In this article on Moncler S.p.A. (OTCPK:MONRF), I provide a brief update on the company. In my previous articles, I had pointed out that despite the impressive growth figures, the company was approaching its price target in a way that made it less attractive. As anticipated in the article, the previous target price was €63.00 (equivalent to $68.20 for MONFR), and after reaching this target, the stock began to decline.
The key factor that had a negative impact was the concern about a potential macroeconomic slowdown, which could lead to a decrease in sales for luxury brands, including Moncler.
In this article, I delve into some noteworthy figures related to Moncler and the luxury goods sector. This analysis aims to provide insights into the company’s performance and includes an update to my DCF model based on the latest developments.

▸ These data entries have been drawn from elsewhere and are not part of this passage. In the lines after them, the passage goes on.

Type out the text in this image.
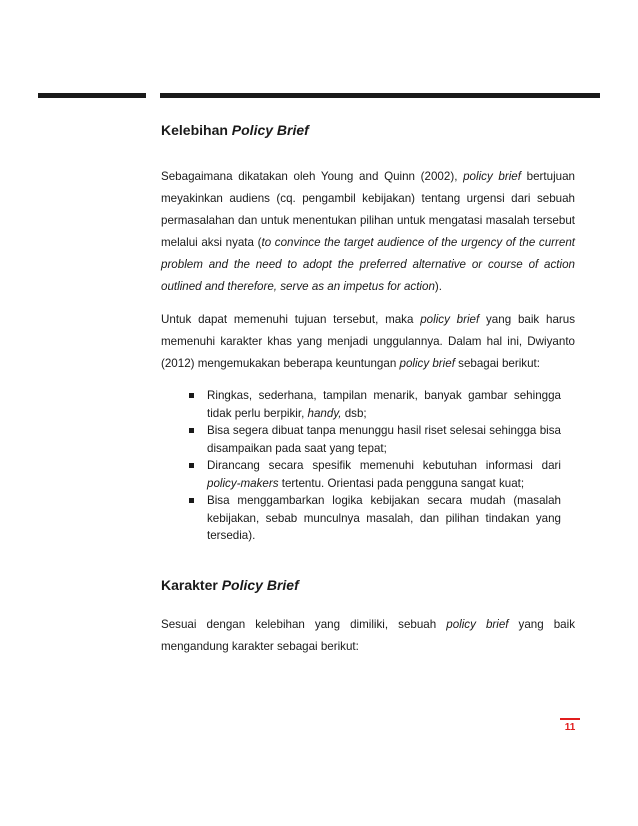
Kelebihan Policy Brief

Sebagaimana dikatakan oleh Young and Quinn (2002), policy brief bertujuan meyakinkan audiens (cq. pengambil kebijakan) tentang urgensi dari sebuah permasalahan dan untuk menentukan pilihan untuk mengatasi masalah tersebut melalui aksi nyata (to convince the target audience of the urgency of the current problem and the need to adopt the preferred alternative or course of action outlined and therefore, serve as an impetus for action).

Untuk dapat memenuhi tujuan tersebut, maka policy brief yang baik harus memenuhi karakter khas yang menjadi unggulannya. Dalam hal ini, Dwiyanto (2012) mengemukakan beberapa keuntungan policy brief sebagai berikut:

Ringkas, sederhana, tampilan menarik, banyak gambar sehingga tidak perlu berpikir, handy, dsb;
Bisa segera dibuat tanpa menunggu hasil riset selesai sehingga bisa disampaikan pada saat yang tepat;
Dirancang secara spesifik memenuhi kebutuhan informasi dari policy-makers tertentu. Orientasi pada pengguna sangat kuat;
Bisa menggambarkan logika kebijakan secara mudah (masalah kebijakan, sebab munculnya masalah, dan pilihan tindakan yang tersedia).
Karakter Policy Brief

Sesuai dengan kelebihan yang dimiliki, sebuah policy brief yang baik mengandung karakter sebagai berikut:

11
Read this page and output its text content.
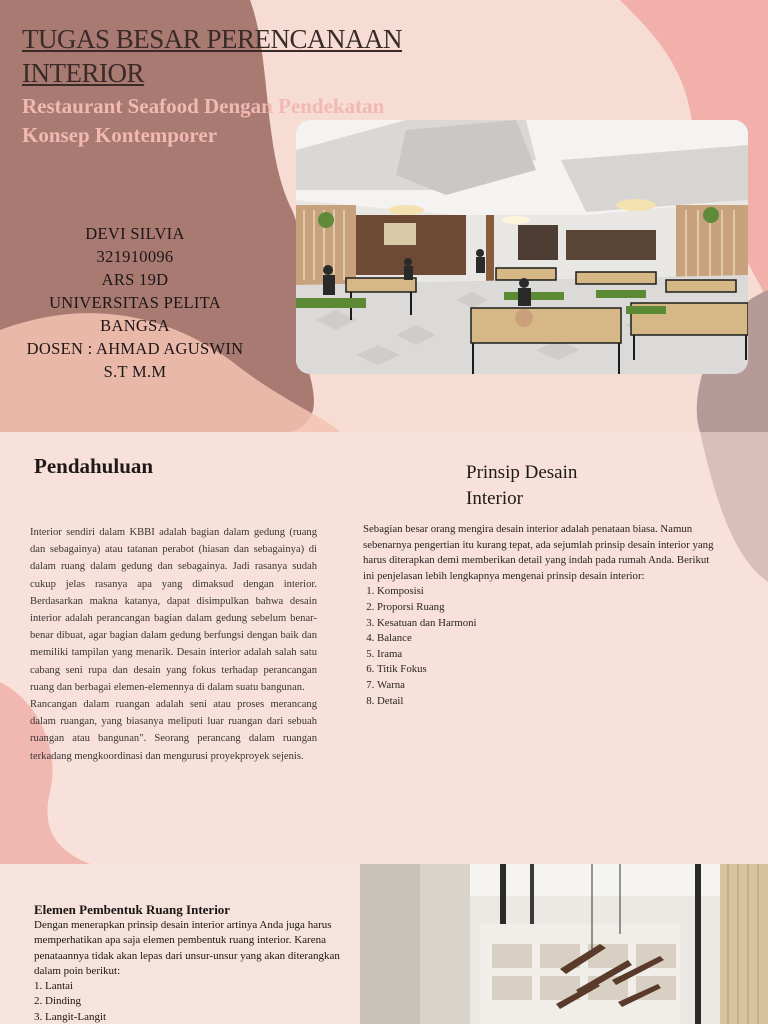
TUGAS BESAR PERENCANAAN
INTERIOR
Restaurant Seafood Dengan Pendekatan
Konsep Kontemporer
DEVI SILVIA
321910096
ARS 19D
UNIVERSITAS PELITA
BANGSA
DOSEN : AHMAD AGUSWIN
S.T M.M
Pendahuluan	Prinsip Desain
Interior

Interior sendiri dalam KBBI adalah bagian dalam gedung (ruang dan sebagainya) atau tatanan perabot (hiasan dan sebagainya) di dalam ruang dalam gedung dan sebagainya. Jadi rasanya sudah cukup jelas rasanya apa yang dimaksud dengan interior. Berdasarkan makna katanya, dapat disimpulkan bahwa desain interior adalah perancangan bagian dalam gedung sebelum benar-benar dibuat, agar bagian dalam gedung berfungsi dengan baik dan memiliki tampilan yang menarik. Desain interior adalah salah satu cabang seni rupa dan desain yang fokus terhadap perancangan ruang dan berbagai elemen-elemennya di dalam suatu bangunan.

Rancangan dalam ruangan adalah seni atau proses merancang dalam ruangan, yang biasanya meliputi luar ruangan dari sebuah ruangan atau bangunan". Seorang perancang dalam ruangan terkadang mengkoordinasi dan mengurusi proyekproyek sejenis.

Sebagian besar orang mengira desain interior adalah penataan biasa. Namun sebenarnya pengertian itu kurang tepat, ada sejumlah prinsip desain interior yang harus diterapkan demi memberikan detail yang indah pada rumah Anda. Berikut ini penjelasan lebih lengkapnya mengenai prinsip desain interior:

1. Komposisi
2. Proporsi Ruang
3. Kesatuan dan Harmoni
4. Balance
5. Irama
6. Titik Fokus
7. Warna
8. Detail
Elemen Pembentuk Ruang Interior

Dengan menerapkan prinsip desain interior artinya Anda juga harus memperhatikan apa saja elemen pembentuk ruang interior. Karena penataannya tidak akan lepas dari unsur-unsur yang akan diterangkan dalam poin berikut:

1. Lantai
2. Dinding
3. Langit-Langit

Mid-year results were excellent, but a slowdown in spending will need to be considered
The H1FY23 results from the end of July were exceptional, with a revenue of €1,136.6 million, marking a 22% growth compared to 2022. The Net Result was €145.4 million, slightly lower than the €211.3 million in H1FY22, primarily due to an extraordinary tax benefit (€92.3 million). Excluding this exceptional event, the group demonstrated its capability to navigate through supply chain slowdowns and inflationary pressures without significant impact. Furthermore, the company sustained double-digit growth, reaffirming its position as a robust and steadily growing group.
As stated by the CEO of the group, Remo Ruffini:
“For the first time in our history, Group revenues exceeded the 1 billion euro mark in the first half of the year. I am proud of this significant milestone, a testament to the great teamwork, innovative thinking, and customer-centric approach that defines our Group.”
(Source: Moncler Results H1FY23)
Analyzing the markets and individual brands, I observed several trends which I also highlighted in my previous articles. Notably, the impressive growth in Asia for the Moncler brand stands out. This 39% growth was as I anticipated in my initial article on Moncler, driven by the end of lockdowns in China and a subsequent surge in consumer spending. Similarly, the Stone Island brand also experienced growth, albeit at a slightly lower rate of +21%.
However, the most significant impact is seen in the Moncler brand’s performance in Asia. While Stone Island primarily sells in EMEA (accounting for 72.3% of Revenue), Asia stands out as the largest market for Moncler, comprising 48.9%, followed by EMEA and the Americas with 36.4% and 14.7% respectively.
These figures not only allow for an in-depth analysis of Moncler’s outstanding 2023 results but also enable a more precise assessment of the individual markets it operates in. This insight is crucial for understanding the potential, and indeed probable, impact of an economic slowdown and reduced demand.
According to analysts, the fashion sector is expected to be affected by the less-than-stellar performance of the US and European economies. Additionally, recent data on Chinese growth does not appear very encouraging.
Nonetheless, from my perspective, while a slowdown in retail sales is foreseeable in the EMEA and Americas regions, I do not anticipate the Asian segment being as severely impacted.
Indeed, estimates suggest that, in contrast to Europe and America, sales in China are projected to remain largely unaffected despite the risk of an economic slowdown, as the market seems to be more resilient. Therefore, considering that sales in China constitute the majority of revenue for the Asia segment, a quick calculation reveals that more than a third of the group’s total revenue is not subject to any negative changes.
Lastly, it’s important to note that Moncler targets high-income clients, which positions the company to be more profitable and resilient even in a worst-case scenario of a fashion sector hit hard by reduced spending.
The new valuation
Regarding the valuation, as mentioned earlier, I have updated my DCF model. I adjusted the WACC downward to 12.32% due to the increase in interest rates.
Regarding other data, as explained previously, I considered a base case, which is approximately 5% lower than my previous estimates, assuming a moderate reduction in demand in the EMEA and Americas segments. I also made more modest reductions in estimates for the Asia segment, as I do not anticipate significant slowdowns in China.
Upon reviewing my previous DCF, there has been no notable change in FCF variation. However, what affects the company’s NPV (Net Present Value) the most is primarily the interest rates and slightly lower growth over the next two years.
Consequently, the fair value stands at €58.70 (MONFR $63.60), indicating a potential upside of 11% from the current price.
Bottom line
In summary, analysts anticipate a slowdown in spending within the fashion sector due to economic uncertainties in Europe, America, and Asia. Nonetheless, I maintain the belief that Moncler possesses resilience, as demonstrated in 2022 and the first half of 2023. Given its status as a high-end brand, I expect that Moncler’s clientele will continue to spend despite the mentioned challenges. Furthermore, even with concerns of reduced growth in China, I anticipate the segment to weather this with relative stability, as it has consistently exceeded expectations in previous quarters.
However, it’s worth noting that the company’s price target is in very close proximity to its fair value. Over recent months, the price has reached my previous target and then retraced. Therefore, due to this negative momentum and the proximity of the price to the target, I maintain my rating at Hold.
Editor’s Note: This article discusses one or more securities that do not trade on a major U.S. exchange. Please be aware of the risks associated with these stocks.